5. Death by Chorus Girl
In 1905 a strange incident led to the death of a local man in Liverpool’s Rotunda Theatre. Alfred Williams had three children to his first wife Margaret but had since remarried. Unfortunately this second marriage also failed leaving him to lone parent his three children. On 10 January Alfred took his children to the Rotunda to see a pantomime of Aladdin. Sat in the front rows of the pit, Alfred Williams was heartily enjoying the show, until the end of the second act, when his demeanour began to change quite dramatically. His eyes became intently fixated upon one of the chorus girls on stage. He stood up and began waving his arms around whilst yelling: ‘That is my wife! That is my wife!’ The other audience members watched in dumbfounded curiosity at the peculiar sight – until he suddenly collapsed in front of his three children along with the hoards of watching eyes. Medical assistance was quickly summoned as Williams was ushered to a quiet corridor, but he was pronounced dead before the arriving doctor could set to work. The subsequent inquest heard that his heart had not been at its strongest and that ‘excitement could be dangerous to him’. The unexpected sight of seeing his former wife marauding on the Rotunda stage had evidently been too much for him to bear. At the later coroners inquest however, things took a further curious turn, following the evidence of Mrs Williams – the dead mans former wife.

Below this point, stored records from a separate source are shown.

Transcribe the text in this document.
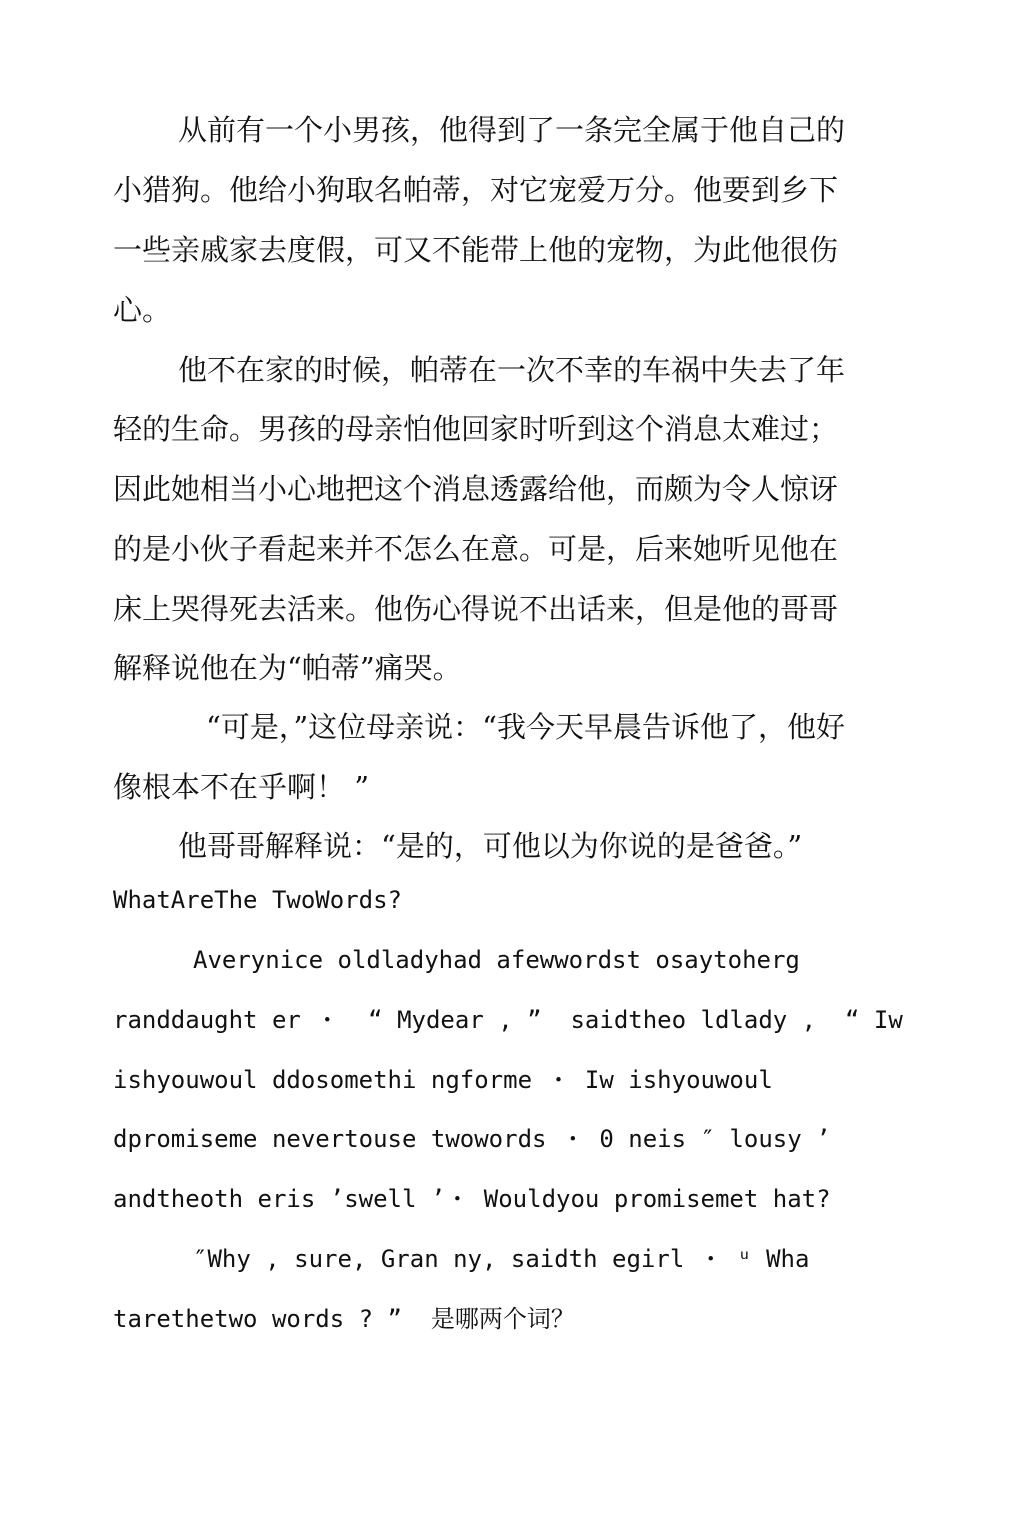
从前有一个小男孩，他得到了一条完全属于他自己的
小猎狗。他给小狗取名帕蒂，对它宠爱万分。他要到乡下
一些亲戚家去度假，可又不能带上他的宠物，为此他很伤
心。
他不在家的时候，帕蒂在一次不幸的车祸中失去了年
轻的生命。男孩的母亲怕他回家时听到这个消息太难过；
因此她相当小心地把这个消息透露给他，而颇为令人惊讶
的是小伙子看起来并不怎么在意。可是，后来她听见他在
床上哭得死去活来。他伤心得说不出话来，但是他的哥哥
解释说他在为“帕蒂”痛哭。
“可是，”这位母亲说：“我今天早晨告诉他了，他好
像根本不在乎啊！ ”
他哥哥解释说：“是的，可他以为你说的是爸爸。”
WhatAreThe TwoWords?
Averynice oldladyhad afewwordst osaytoherg
randdaught er ・  “ Mydear , ”  saidtheo ldlady ,  “ Iw
ishyouwoul ddosomethi ngforme ・ Iw ishyouwoul
dpromiseme nevertouse twowords ・ 0 neis ″ lousy ’
andtheoth eris ’swell ’・ Wouldyou promisemet hat?
″Why , sure, Gran ny, saidth egirl ・ ᵘ Wha
tarethetwo words ? ”  是哪两个词？
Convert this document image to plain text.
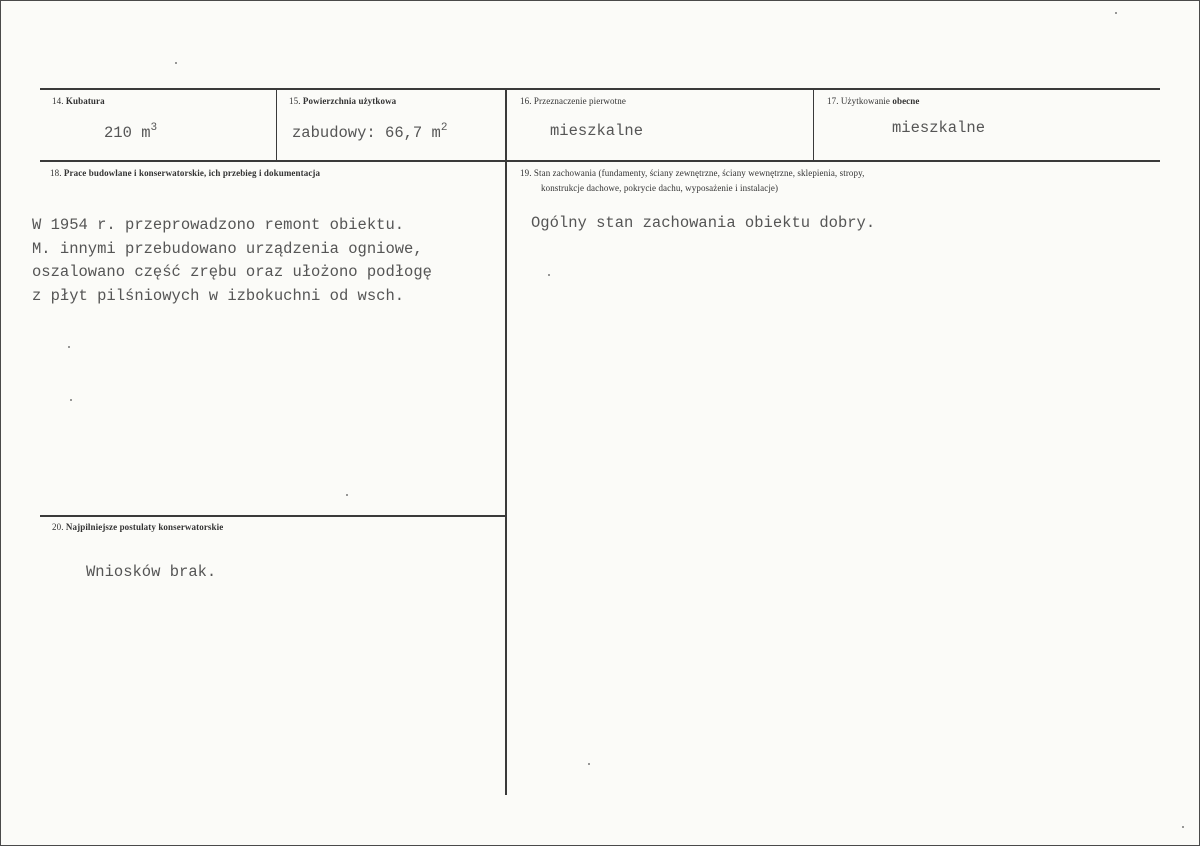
14. Kubatura
210 $m^3$
15. Powierzchnia użytkowa
zabudowy: 66,7 $m^2$
16. Przeznaczenie pierwotne
mieszkalne
17. Użytkowanie obecne
mieszkalne
18. Prace budowlane i konserwatorskie, ich przebieg i dokumentacja
W 1954 r. przeprowadzono remont obiektu.
M. innymi przebudowano urządzenia ogniowe,
oszalowano część zrębu oraz ułożono podłogę
z płyt pilśniowych w izbokuchni od wsch.
19. Stan zachowania (fundamenty, ściany zewnętrzne, ściany wewnętrzne, sklepienia, stropy,
konstrukcje dachowe, pokrycie dachu, wyposażenie i instalacje)
Ogólny stan zachowania obiektu dobry.
20. Najpilniejsze postulaty konserwatorskie
Wniosków brak.
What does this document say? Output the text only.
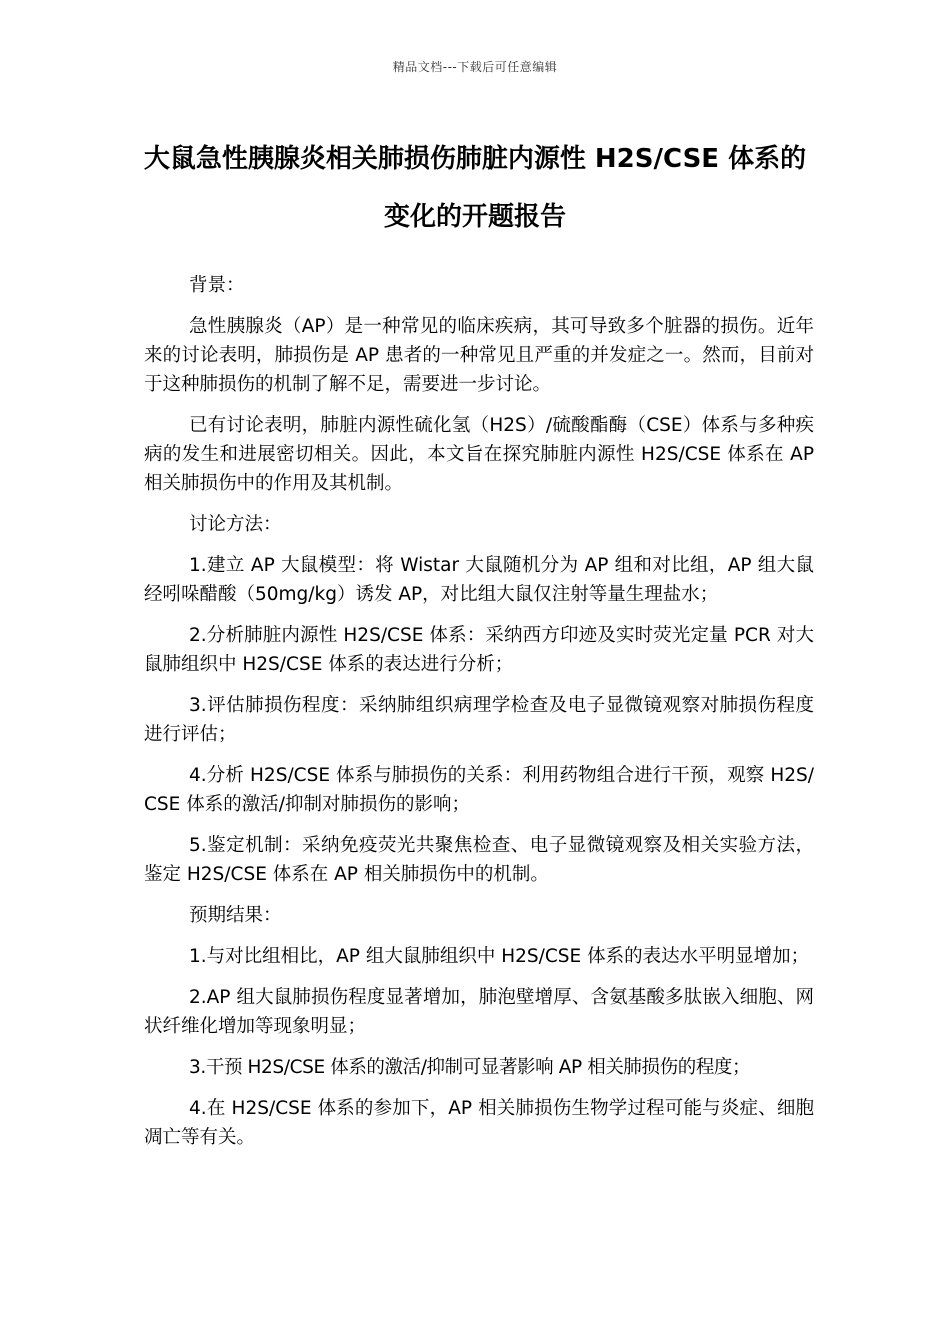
精品文档---下载后可任意编辑
大鼠急性胰腺炎相关肺损伤肺脏内源性 H2S/CSE 体系的变化的开题报告

背景：

急性胰腺炎（AP）是一种常见的临床疾病，其可导致多个脏器的损伤。近年来的讨论表明，肺损伤是 AP 患者的一种常见且严重的并发症之一。然而，目前对于这种肺损伤的机制了解不足，需要进一步讨论。

已有讨论表明，肺脏内源性硫化氢（H2S）/硫酸酯酶（CSE）体系与多种疾病的发生和进展密切相关。因此，本文旨在探究肺脏内源性 H2S/CSE 体系在 AP 相关肺损伤中的作用及其机制。

讨论方法：

1.建立 AP 大鼠模型：将 Wistar 大鼠随机分为 AP 组和对比组，AP 组大鼠经吲哚醋酸（50mg/kg）诱发 AP，对比组大鼠仅注射等量生理盐水；

2.分析肺脏内源性 H2S/CSE 体系：采纳西方印迹及实时荧光定量 PCR 对大鼠肺组织中 H2S/CSE 体系的表达进行分析；

3.评估肺损伤程度：采纳肺组织病理学检查及电子显微镜观察对肺损伤程度进行评估；

4.分析 H2S/CSE 体系与肺损伤的关系：利用药物组合进行干预，观察 H2S/CSE 体系的激活/抑制对肺损伤的影响；

5.鉴定机制：采纳免疫荧光共聚焦检查、电子显微镜观察及相关实验方法，鉴定 H2S/CSE 体系在 AP 相关肺损伤中的机制。

预期结果：

1.与对比组相比，AP 组大鼠肺组织中 H2S/CSE 体系的表达水平明显增加；

2.AP 组大鼠肺损伤程度显著增加，肺泡壁增厚、含氨基酸多肽嵌入细胞、网状纤维化增加等现象明显；

3.干预 H2S/CSE 体系的激活/抑制可显著影响 AP 相关肺损伤的程度；

4.在 H2S/CSE 体系的参加下，AP 相关肺损伤生物学过程可能与炎症、细胞凋亡等有关。
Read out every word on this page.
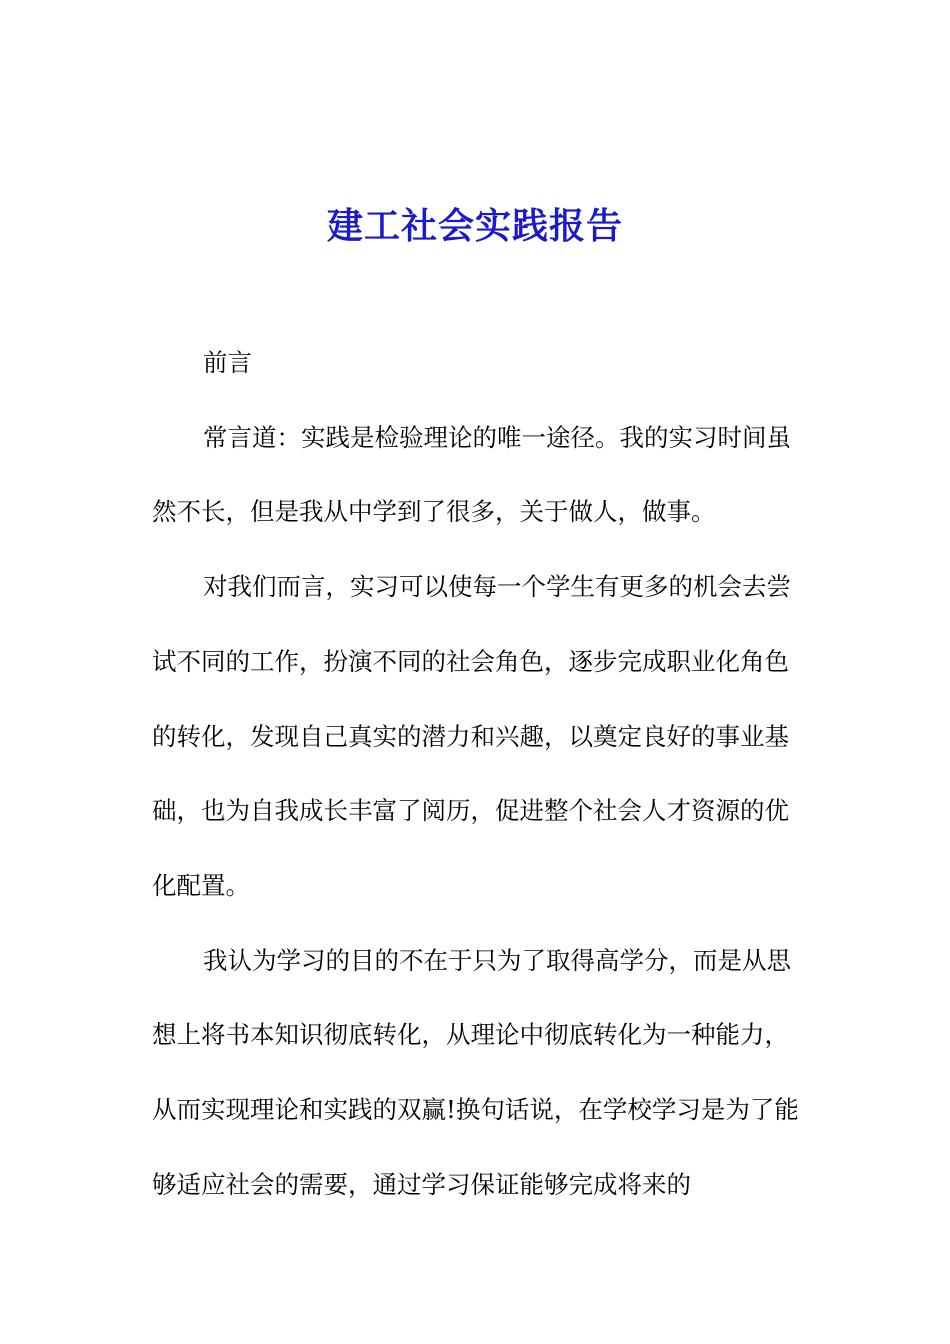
建工社会实践报告

前言

常言道：实践是检验理论的唯一途径。我的实习时间虽然不长，但是我从中学到了很多，关于做人，做事。

对我们而言，实习可以使每一个学生有更多的机会去尝试不同的工作，扮演不同的社会角色，逐步完成职业化角色的转化，发现自己真实的潜力和兴趣，以奠定良好的事业基础，也为自我成长丰富了阅历，促进整个社会人才资源的优化配置。

我认为学习的目的不在于只为了取得高学分，而是从思想上将书本知识彻底转化，从理论中彻底转化为一种能力，从而实现理论和实践的双赢!换句话说，在学校学习是为了能够适应社会的需要，通过学习保证能够完成将来的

She advised the coroner that at no time in her life had she ever set foot on the boards of a theatre stage.
Although bearing a striking resemblance to Alfred’s former wife, it was confirmed that the chorus girl who had been the source of such consternation, was in fact, not his ex wife. This being the case, Alfred Williams’ cause of death was recorded as being initiated through a ‘tragic case of misrecognition’.